Feel free to comment below on other tricks of the trade to assert oneself as an expert in new situations.

On a more serious note, I have enjoyed all I have learned and experienced thus far at AC4D. One of the topics  that I look forward to thinking/talking about is the affect of the “Intellectualization of Design” (is intellectualization a real word?…I don’t know and it doesn’t matter, see tactic #5 above).

From what I have read so far, it appears over the past 10 years the profession/discipline of design and in-particular interaction design have popularized words like abductive reasoning, synthesis and ideation within industry vernacular in order to describe processes that occur internally, subconsciously or organically. This is to serve multiple purposes, two of which are: to make ideas and thoughts public allowing for greater collaboration and to provide justification for new ideas.

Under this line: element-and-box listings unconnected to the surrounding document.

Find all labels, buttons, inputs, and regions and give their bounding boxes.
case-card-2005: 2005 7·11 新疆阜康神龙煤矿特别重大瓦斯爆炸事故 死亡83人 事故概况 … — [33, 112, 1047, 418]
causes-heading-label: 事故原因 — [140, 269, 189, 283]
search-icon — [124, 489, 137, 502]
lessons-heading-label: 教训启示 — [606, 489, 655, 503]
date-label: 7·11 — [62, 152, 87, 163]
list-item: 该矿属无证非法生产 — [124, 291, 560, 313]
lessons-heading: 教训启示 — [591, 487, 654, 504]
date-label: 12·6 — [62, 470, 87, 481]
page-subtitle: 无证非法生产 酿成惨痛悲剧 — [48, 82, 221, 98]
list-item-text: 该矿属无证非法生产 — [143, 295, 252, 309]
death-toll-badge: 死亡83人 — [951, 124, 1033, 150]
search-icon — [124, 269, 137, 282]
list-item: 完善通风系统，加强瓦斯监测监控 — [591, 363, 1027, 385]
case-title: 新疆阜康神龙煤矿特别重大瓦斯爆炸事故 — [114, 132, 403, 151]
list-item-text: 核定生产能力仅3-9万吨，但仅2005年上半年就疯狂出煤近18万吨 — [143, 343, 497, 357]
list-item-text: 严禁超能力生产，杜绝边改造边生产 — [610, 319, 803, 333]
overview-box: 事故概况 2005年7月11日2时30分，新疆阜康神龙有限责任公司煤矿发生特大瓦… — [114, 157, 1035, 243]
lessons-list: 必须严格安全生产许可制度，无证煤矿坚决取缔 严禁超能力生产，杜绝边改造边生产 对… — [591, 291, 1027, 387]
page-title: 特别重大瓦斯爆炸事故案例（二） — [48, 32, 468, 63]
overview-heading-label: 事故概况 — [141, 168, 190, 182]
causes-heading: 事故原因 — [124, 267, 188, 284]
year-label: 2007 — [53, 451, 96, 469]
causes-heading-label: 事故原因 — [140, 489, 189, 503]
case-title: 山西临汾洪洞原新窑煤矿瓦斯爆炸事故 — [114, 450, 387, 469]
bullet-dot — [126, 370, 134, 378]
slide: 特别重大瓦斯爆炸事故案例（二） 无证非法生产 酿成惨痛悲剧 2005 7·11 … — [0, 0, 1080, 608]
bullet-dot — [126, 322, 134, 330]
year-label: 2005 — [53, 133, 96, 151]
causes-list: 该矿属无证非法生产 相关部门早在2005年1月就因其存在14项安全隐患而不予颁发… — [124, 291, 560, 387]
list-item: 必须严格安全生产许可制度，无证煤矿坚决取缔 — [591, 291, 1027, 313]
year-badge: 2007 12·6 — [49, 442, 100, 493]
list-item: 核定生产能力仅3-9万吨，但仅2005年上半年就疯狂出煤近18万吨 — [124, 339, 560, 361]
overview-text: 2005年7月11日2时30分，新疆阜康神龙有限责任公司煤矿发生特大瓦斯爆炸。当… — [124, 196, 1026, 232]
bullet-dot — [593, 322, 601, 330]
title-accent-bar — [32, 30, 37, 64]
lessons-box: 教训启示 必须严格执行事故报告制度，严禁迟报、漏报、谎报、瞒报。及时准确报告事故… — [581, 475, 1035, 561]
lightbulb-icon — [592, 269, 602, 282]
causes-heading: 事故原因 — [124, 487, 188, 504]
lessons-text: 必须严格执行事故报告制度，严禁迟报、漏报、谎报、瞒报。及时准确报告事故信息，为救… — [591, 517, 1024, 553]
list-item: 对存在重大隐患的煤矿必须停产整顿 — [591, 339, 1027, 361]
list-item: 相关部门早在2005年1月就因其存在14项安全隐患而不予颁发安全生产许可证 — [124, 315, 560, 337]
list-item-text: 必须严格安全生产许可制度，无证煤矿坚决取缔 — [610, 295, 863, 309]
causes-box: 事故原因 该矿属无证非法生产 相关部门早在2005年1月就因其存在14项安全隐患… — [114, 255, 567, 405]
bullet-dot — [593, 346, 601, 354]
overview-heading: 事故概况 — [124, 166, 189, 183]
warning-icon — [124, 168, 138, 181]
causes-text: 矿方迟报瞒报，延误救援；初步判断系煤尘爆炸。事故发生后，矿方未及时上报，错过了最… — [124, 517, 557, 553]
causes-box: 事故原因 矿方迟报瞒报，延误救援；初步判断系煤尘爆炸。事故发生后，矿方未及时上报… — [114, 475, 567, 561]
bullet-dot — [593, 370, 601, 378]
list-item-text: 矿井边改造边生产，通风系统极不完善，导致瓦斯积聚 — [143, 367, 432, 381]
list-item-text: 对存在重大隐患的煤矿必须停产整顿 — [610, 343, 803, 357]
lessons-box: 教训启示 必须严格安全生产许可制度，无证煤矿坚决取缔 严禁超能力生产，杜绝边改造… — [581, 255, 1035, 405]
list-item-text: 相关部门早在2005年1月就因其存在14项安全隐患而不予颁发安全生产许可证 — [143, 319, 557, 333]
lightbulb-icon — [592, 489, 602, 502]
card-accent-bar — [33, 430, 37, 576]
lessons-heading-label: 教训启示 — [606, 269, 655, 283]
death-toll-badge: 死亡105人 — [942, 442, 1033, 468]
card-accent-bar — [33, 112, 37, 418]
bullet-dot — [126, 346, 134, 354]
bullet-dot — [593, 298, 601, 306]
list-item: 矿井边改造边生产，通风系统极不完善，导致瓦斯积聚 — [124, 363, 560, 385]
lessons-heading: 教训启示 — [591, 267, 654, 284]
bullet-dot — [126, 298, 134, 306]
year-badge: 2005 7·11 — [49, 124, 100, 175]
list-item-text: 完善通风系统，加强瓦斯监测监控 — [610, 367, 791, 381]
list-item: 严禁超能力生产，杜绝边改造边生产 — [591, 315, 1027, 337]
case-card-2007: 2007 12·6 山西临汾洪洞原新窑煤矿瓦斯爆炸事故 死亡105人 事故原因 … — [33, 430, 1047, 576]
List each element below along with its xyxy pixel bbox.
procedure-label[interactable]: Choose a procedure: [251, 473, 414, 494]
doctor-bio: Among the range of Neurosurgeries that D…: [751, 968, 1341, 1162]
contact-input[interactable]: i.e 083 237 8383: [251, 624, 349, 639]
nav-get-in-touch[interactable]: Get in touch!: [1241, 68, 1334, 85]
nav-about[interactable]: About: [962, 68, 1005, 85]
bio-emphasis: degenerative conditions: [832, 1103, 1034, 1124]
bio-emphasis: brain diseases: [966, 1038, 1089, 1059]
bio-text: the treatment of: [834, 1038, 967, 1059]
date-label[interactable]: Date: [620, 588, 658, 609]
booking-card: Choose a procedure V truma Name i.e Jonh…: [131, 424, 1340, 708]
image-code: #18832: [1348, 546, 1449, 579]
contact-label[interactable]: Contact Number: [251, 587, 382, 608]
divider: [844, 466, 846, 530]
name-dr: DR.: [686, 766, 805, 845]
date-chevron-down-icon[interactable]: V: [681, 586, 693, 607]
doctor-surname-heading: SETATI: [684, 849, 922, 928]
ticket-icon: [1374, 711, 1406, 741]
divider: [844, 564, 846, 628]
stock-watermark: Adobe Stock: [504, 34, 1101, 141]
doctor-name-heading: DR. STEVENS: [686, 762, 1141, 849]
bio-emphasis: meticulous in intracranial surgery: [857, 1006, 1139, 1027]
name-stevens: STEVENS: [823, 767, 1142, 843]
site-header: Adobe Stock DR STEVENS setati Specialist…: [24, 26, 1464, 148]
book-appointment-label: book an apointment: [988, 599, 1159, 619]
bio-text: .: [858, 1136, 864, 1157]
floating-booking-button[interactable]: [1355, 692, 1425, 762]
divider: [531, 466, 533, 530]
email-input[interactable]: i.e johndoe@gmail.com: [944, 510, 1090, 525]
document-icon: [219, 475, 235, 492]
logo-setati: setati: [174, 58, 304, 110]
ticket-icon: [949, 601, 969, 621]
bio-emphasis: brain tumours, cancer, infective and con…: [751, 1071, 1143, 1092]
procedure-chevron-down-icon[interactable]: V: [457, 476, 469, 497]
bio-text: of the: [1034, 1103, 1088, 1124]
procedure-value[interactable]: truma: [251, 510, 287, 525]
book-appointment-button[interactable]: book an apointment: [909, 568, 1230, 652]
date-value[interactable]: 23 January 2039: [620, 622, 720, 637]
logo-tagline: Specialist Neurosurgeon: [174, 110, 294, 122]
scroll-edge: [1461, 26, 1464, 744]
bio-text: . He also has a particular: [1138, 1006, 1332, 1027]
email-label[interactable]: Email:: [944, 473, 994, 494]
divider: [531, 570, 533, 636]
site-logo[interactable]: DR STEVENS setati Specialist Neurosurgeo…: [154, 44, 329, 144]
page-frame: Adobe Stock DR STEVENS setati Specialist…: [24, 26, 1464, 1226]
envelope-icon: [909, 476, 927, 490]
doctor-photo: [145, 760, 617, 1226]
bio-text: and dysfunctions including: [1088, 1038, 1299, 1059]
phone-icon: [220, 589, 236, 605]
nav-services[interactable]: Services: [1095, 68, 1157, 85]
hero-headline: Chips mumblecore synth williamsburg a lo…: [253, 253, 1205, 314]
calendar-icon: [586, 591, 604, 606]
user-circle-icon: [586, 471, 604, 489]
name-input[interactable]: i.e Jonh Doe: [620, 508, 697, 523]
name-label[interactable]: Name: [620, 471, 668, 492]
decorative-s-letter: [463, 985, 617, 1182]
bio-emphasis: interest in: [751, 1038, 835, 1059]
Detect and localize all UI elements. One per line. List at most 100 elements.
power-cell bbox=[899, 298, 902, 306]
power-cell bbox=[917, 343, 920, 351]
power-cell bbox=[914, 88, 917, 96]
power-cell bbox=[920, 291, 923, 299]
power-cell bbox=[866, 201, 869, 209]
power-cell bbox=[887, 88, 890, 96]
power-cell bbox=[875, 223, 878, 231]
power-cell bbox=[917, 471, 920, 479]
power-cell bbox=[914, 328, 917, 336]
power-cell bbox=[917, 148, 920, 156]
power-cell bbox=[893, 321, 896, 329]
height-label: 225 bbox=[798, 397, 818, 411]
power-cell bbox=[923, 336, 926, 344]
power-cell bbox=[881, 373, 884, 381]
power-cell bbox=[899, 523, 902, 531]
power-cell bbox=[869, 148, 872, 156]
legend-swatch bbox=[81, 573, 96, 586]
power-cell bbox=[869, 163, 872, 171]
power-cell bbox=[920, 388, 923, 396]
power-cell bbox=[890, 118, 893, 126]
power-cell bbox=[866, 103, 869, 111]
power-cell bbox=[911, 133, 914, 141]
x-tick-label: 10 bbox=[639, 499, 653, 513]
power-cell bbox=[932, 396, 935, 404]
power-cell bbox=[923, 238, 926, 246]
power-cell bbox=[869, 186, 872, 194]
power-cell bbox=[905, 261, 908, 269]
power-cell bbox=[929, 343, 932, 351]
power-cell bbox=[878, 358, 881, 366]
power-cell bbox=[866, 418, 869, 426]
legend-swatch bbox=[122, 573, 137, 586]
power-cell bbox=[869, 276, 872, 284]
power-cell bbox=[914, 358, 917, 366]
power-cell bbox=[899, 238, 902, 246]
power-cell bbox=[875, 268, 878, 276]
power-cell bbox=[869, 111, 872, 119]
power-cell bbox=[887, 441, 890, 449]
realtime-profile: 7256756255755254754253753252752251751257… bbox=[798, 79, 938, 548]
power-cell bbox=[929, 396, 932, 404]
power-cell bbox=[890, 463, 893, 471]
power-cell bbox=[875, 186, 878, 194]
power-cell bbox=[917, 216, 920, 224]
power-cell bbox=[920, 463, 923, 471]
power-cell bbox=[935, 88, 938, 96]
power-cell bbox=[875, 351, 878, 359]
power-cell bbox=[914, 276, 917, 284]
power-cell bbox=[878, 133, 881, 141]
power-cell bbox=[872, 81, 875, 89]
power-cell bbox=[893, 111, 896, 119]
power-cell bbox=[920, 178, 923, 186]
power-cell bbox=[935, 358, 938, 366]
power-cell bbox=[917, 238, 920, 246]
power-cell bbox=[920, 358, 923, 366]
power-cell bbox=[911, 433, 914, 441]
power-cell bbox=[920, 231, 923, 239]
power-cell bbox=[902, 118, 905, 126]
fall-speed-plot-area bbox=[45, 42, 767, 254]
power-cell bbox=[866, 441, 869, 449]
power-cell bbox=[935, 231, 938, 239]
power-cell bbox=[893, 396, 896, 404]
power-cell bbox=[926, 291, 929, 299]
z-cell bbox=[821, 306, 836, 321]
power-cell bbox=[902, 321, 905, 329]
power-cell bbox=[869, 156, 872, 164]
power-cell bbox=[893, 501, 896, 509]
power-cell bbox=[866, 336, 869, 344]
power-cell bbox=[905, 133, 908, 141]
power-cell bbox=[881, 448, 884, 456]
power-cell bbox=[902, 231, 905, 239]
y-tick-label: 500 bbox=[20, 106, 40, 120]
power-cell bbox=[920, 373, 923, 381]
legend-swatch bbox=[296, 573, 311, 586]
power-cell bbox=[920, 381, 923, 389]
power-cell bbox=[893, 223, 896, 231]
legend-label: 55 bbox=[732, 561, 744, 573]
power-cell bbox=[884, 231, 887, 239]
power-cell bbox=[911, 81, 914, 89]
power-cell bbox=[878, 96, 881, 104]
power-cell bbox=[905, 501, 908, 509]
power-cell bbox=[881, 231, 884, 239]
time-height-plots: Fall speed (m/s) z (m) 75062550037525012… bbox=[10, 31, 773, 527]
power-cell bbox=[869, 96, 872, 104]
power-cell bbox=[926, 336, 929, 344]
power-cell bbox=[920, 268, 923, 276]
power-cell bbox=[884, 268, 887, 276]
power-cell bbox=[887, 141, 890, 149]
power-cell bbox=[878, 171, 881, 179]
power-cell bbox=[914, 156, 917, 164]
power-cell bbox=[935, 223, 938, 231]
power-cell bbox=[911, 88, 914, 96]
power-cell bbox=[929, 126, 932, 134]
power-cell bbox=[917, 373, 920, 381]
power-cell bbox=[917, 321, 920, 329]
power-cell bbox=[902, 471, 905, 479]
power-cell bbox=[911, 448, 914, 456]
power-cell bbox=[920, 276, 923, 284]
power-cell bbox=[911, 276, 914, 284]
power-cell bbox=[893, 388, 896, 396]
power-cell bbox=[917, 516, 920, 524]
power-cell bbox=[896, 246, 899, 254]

While I think intellectualization can oftentimes be a good thing, I’m curious if there could be negative consequences. In looking at some of the disciplines that have made their way to the top of the ivory tower of academia such as psychology, biology and mathematics one can see that intellectualization can sometimes lead to separation and irrelevance as understanding and keeping a pulse on the literature of disciplines is difficult and time consuming.  In many cases disciplines and professions oftentimes have “diplomats,” or more commonly referred to as “consultants” that can act as a bridge between the trenches of discipline related-literature and the outside world.

So in applying design thinking to design literature (as well as literature of other disciplines), what does user-centered writing and presenting look like?